Одри вновь нервно поежилась.

– Ну-ну, не переживайте так, дорогая, – сказал Баттл. – Все уже позади. Продолжайте ваш рассказ.

– Вы очень приятный собеседник… Я, наверное, за год столько не наговорила бы!

– Нет, вы мне льстите. Когда же вас впервые осенило, что весь этот замысел родился в голове гениального мистера Невиля?

– Не могу сказать точно. Все соединилось вместе как-то внезапно. Он сам был совершенно чист, и подозрение падало на всех остальных.

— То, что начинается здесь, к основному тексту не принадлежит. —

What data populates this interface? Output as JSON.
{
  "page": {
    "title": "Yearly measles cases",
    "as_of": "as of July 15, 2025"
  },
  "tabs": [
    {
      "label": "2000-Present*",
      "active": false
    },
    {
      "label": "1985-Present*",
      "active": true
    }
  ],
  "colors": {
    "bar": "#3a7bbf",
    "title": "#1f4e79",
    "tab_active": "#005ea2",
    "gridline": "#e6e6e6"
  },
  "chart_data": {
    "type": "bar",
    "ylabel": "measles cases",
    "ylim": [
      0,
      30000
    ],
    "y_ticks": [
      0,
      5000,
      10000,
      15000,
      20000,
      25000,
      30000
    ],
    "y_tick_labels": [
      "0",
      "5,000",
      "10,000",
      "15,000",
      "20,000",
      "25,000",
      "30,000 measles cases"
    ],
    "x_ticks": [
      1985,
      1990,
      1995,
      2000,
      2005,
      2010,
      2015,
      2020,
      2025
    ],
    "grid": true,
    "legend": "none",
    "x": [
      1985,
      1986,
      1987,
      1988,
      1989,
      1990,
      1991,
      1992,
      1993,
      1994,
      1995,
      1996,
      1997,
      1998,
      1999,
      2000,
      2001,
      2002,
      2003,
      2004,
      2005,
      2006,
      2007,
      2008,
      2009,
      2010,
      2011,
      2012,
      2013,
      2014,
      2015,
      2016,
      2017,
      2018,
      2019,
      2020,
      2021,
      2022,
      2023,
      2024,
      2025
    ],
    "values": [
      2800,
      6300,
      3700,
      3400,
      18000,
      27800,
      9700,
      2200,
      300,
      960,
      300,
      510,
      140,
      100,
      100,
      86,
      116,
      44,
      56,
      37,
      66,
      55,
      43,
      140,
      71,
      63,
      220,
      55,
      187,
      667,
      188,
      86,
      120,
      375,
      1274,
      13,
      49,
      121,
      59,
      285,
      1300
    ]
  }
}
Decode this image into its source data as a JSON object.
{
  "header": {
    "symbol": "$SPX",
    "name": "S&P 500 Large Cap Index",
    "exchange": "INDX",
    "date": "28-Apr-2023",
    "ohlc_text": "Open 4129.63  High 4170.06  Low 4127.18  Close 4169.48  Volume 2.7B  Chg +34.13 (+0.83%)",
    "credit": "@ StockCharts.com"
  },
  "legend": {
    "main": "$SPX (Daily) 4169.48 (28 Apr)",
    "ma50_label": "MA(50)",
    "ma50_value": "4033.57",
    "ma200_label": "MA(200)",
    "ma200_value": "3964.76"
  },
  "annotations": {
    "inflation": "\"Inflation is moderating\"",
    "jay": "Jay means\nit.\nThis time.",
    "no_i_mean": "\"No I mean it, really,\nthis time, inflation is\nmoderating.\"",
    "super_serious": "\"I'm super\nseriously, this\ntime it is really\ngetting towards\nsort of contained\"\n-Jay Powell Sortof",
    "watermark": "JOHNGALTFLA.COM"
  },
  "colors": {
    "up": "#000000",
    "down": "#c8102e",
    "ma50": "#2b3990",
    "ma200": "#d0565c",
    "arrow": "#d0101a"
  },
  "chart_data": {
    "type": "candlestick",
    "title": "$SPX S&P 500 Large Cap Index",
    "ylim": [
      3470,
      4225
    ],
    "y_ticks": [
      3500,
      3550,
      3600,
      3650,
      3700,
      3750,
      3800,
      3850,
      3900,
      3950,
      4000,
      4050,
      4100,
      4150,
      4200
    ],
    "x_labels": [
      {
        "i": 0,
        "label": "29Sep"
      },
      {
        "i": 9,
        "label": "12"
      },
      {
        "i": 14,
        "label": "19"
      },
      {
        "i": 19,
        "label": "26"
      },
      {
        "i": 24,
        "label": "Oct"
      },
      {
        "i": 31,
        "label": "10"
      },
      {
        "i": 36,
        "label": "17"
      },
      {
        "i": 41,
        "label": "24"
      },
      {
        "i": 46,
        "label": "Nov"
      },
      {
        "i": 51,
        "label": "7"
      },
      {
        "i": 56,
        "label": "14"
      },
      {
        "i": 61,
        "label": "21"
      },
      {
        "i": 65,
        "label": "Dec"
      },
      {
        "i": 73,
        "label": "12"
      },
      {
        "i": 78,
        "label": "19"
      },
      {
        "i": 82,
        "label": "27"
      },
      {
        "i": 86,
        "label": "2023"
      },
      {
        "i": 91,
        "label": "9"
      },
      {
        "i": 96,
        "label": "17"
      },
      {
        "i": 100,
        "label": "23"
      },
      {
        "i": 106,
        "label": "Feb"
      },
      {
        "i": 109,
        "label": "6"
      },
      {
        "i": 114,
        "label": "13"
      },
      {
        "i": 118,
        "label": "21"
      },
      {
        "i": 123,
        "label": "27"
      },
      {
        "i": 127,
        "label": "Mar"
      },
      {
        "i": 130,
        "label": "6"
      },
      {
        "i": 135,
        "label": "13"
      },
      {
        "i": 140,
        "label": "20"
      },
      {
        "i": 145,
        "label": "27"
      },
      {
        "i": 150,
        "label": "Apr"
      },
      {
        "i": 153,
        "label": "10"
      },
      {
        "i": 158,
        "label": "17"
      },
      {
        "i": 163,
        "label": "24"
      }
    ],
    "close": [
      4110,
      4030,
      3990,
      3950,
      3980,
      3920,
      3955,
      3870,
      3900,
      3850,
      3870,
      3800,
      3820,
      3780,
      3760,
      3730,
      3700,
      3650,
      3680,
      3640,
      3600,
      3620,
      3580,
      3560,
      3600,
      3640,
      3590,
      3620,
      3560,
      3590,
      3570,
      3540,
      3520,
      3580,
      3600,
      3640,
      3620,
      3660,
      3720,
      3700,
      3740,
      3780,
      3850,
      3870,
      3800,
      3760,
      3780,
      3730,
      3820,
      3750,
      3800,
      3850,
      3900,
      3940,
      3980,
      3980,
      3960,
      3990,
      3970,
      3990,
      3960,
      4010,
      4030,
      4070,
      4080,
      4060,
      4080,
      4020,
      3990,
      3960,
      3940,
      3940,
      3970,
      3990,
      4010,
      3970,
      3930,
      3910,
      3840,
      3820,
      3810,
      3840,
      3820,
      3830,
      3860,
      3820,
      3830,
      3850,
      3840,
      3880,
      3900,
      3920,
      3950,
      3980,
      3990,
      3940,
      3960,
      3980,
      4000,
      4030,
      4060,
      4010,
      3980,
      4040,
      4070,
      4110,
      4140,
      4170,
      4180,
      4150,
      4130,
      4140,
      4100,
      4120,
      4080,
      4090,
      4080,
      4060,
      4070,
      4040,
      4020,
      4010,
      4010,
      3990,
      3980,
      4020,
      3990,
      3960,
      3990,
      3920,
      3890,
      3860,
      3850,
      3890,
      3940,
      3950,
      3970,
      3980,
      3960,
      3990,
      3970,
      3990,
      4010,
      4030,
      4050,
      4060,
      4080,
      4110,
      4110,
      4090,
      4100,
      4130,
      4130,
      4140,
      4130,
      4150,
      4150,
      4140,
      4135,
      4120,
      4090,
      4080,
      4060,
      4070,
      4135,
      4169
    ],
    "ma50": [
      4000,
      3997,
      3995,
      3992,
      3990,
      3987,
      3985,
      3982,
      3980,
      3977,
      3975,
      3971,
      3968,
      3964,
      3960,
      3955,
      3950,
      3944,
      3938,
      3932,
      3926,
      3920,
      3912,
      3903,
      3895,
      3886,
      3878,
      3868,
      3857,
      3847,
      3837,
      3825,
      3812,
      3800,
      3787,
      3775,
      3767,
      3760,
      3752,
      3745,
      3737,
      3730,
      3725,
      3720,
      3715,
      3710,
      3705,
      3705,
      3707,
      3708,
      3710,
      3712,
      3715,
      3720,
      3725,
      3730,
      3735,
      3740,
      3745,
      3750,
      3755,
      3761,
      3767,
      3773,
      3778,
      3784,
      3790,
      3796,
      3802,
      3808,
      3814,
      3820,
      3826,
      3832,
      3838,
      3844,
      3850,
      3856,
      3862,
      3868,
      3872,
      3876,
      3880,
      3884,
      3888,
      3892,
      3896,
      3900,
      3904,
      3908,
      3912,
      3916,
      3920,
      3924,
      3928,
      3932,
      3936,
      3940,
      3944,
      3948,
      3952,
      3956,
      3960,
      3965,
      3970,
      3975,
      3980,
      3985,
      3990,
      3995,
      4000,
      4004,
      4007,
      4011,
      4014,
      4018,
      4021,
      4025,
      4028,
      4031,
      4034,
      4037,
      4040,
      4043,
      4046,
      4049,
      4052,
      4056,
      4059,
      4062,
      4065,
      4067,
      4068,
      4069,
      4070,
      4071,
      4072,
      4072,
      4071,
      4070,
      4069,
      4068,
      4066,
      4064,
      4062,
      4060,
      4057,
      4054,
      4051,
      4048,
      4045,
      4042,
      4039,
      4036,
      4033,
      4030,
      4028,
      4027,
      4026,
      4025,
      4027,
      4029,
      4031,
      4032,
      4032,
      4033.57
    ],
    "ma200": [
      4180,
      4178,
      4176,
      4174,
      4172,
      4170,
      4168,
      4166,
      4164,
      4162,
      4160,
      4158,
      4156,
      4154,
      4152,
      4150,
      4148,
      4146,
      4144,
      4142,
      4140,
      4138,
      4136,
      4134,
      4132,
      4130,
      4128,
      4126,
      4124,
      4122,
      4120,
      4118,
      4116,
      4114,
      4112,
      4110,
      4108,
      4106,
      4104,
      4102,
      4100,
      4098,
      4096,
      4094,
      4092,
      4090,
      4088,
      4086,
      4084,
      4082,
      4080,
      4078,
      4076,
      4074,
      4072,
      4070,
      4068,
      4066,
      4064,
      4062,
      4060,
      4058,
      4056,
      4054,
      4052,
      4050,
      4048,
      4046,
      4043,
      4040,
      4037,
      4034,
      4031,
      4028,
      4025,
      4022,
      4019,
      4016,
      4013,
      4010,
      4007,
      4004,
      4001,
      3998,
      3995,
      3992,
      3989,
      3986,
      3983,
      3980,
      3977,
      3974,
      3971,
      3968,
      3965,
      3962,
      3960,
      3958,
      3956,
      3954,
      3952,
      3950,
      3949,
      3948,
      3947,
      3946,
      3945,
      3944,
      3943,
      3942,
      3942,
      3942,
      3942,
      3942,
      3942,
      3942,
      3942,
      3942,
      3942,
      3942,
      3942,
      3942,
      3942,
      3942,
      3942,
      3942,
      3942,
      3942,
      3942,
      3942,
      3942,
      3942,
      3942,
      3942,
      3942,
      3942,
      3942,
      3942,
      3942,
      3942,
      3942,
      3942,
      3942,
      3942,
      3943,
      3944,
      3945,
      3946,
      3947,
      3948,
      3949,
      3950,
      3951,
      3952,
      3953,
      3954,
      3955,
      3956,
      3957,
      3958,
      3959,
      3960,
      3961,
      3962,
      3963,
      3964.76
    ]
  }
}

И потом, случайно я заметила, как он посмотрел на меня… Знаете, таким злорадным взглядом. И тогда я все поняла! А после этого… – Она резко оборвала фразу.

– Что же было после этого?

Одри медленно сказала:

– Я подумала, что есть один самый быстрый способ избавления…

Суперинтендант укоризненно покачал головой:

– Никогда не сдаваться! Вот мой девиз.

– О, вы совершенно правы. Но вы не знаете, каково так долго жить в страхе. Он парализует вас… вы не можете думать… не можете ничего предпринять… Вы просто ждете, когда произойдет нечто ужасное. И тогда, когда это наконец случается, – она неожиданно усмехнулась, – вы не представляете, какое это облегчение!.. Не надо больше ждать и бояться… Все свершилось. Мне кажется, вы решите, что я совсем помешалась, если признаюсь вам, что, когда вы пришли арестовать меня за убийство, я совершенно не расстроилась. Невиль добился своего, и все худшее было уже позади. Уехав с инспектором Личем, я чувствовала себя в полной безопасности.

– Отчасти поэтому мы и решили увезти вас, – сказал Баттл. – Я хотел, чтобы вы оказались вне досягаемости для этого безумца. И кроме того, я хотел заставить его признаться, а для этого мне надо было пробить броню его спокойствия, но только очень сильное потрясение могло вывести его из себя. Он видел, что вас увезли… Значит, решил он, его план сработал, поэтому мой неожиданный удар оказался гораздо сильнее.

– А если бы он не признался, вы смогли бы доказать его вину?

– Улик было маловато. Во-первых, история Мак-Виртера, который в лунном свете видел человека, влезавшего в дом по веревке. И подтверждением его слов является сама веревка – она лежала аккуратно свернутая кольцами в чулане и была еще немного влажной. Ведь это был дождливый вечер, как вы помните.

Он помедлил, пристально поглядывая на Одри, как будто ожидал, что она скажет что-то.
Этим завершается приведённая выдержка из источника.